Not Ready To Meet Men (#9)

During a dinner conversation with Rachel and Michael, the topic came up around Chris. “How is he doing?” She politely asked like so many before her. Rachel and Michael were also friends with him when we were together. Even though we broke up for a few years by now, friends were still asking me about him. Chris and I did still hang out from time to time. Is that the source of confusion? Is a couple who broke up not meant to be friends and stay in touch? I guessed that I was not the only one who had trouble adjusting from a six-year habit. I believed that I could still be friends with my ex-boyfriend. I answered, “He is fine. Doing an MBA and trying to change his career.” And yes, I was still cat-sitting for him when he was out of town. “Oh, and I think he is seeing some girl he met at school. I hung out with them a few weeks ago.” 

 

After Chris, men were not on my mind at all. I didn’t think that my life missed a man. I went through the mechanics of talking about dating when Rachel asked me about it once in a long while. For sure, I was not thinking about getting another boyfriend.  

 

Rachel asked me if I was interested in checking out the FirstFriday, a social event at the Museum of Fine Arts on the first Friday of every month. She thought we could meet people there. I was curious enough to say yes so we went together. 

We paid the admission fee to get in as if we were there to admire the artwork, except we were there to admire a different kind of artwork: men. The space we were directed to was a very nice room filled with European paintings. Three musicians at one corner of the room played jazz to create a very classic mood. 

Rachael and I started talking to each other about dating: what we thought was good and what was bad. We then continued to talk about our own tastes in men comparing notes and making jokes. The conversations were so good that we got some snacks and continued on. We were both anti-social and kept to ourselves. 

Finally, a man made an effort to interrupt us and tried to strike a conversation. We quickly lost interest.
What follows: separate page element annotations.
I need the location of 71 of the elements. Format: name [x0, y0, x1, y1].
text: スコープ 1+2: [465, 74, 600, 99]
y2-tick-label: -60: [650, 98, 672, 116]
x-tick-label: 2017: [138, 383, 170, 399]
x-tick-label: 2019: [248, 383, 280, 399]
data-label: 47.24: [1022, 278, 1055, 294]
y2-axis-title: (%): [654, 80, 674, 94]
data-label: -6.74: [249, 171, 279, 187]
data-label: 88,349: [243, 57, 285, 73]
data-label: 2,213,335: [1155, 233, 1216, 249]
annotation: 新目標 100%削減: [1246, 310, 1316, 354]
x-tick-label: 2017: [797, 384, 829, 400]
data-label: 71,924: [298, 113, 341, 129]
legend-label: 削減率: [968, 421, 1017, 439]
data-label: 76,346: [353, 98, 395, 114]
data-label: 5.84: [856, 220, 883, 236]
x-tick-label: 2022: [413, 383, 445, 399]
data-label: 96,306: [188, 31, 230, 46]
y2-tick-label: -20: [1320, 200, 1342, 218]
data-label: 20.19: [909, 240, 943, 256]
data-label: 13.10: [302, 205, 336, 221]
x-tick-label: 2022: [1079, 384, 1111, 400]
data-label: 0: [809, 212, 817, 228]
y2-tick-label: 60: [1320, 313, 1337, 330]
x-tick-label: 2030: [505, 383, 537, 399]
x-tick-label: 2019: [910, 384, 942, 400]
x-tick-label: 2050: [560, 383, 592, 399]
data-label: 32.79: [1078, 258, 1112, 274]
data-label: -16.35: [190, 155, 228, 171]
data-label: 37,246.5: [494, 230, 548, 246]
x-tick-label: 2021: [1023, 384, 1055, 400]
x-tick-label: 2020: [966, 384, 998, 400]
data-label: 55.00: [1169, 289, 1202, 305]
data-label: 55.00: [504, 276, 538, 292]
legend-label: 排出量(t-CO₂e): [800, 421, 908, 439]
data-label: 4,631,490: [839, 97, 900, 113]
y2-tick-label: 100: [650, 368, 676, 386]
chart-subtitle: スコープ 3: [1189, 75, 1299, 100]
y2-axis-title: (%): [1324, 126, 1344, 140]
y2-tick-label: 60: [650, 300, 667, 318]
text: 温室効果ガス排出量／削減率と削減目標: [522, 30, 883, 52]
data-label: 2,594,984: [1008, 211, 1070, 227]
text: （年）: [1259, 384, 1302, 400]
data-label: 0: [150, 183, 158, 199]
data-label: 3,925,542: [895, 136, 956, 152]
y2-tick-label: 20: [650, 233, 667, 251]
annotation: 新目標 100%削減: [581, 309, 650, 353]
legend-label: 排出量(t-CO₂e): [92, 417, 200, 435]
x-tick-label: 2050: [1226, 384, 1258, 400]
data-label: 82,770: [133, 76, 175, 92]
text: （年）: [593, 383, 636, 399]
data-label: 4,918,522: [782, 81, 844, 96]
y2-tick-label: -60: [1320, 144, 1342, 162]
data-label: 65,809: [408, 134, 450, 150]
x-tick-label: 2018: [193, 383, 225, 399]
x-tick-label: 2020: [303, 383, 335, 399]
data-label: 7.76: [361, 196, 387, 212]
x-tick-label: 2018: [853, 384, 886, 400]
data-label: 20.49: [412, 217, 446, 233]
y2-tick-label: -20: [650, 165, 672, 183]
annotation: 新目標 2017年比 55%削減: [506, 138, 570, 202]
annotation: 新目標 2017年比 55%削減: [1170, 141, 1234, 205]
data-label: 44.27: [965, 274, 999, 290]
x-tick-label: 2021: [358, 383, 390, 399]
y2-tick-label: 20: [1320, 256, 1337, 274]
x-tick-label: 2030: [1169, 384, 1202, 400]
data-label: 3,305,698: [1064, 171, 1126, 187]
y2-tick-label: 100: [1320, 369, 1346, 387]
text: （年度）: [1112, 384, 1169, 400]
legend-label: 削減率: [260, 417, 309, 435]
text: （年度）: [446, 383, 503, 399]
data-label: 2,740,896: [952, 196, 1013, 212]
And then the cycle repeated: meet, chat, leave. We ended up standing on the side of a hidden corner watching people walking by. Occasionally, we pointed out someone good looking to each other.

The night went by fast actually. I had a great time talking to Rachel. That was really the key to this social experience. “Whatever I do, I enjoy doing it with friends.”  Besides that, I didn’t find this event suitable and interesting for me to go back again. 

 

When I went out with Rachael and Michael, they were looking to meet people. But I just enjoyed hanging out with them. I had no trouble being social, talkative, friendly, and out-going at work, with old friends and family, but as soon as I met a man who was single and attractive to me, I became a complete introvert. My change of personality puzzled both them and myself. I was a fish out of the water when it came to meeting and dating men! 

 

Dan was the first person I liked after Chris. We met at work. I had a crush on him. Whenever I saw Dan, I was timid and anxious. Even though we kept running into each other because we worked and worked out at the same places, we never had a proper conversation with each other. 

A group of us from work were at a happy hour at a bar in the North End. I sat in a corner and stayed quiet. I was enjoying listening to and watching everyone. After most people left, Dan asked me if I wanted to hang out. “Sure.” I followed him. We stood next to each other in an Irish bar. Dan was watching the game on TV above the bar. I didn’t know any sports teams at all. I also didn’t really hang out at bars. I was in a very unfamiliar situation. We didn’t say anything to each other for the next half an hour. Then Dan turned to me, pointed to the TV screen, and asked, “What’s the score on the screen?” Does he think I am drunk? I told him the number. I wondered if I should start following sports just so I could have a better conversation with him. Then he said, “I’m going to grab a bite.” He didn’t ask me to come along. Instead of being friendly and asking to join him, I said, “Okay. I will go home.” I didn’t know how to be social around a single man, and he wasn’t any help. Looking back, we were both pretty bad at liking each other.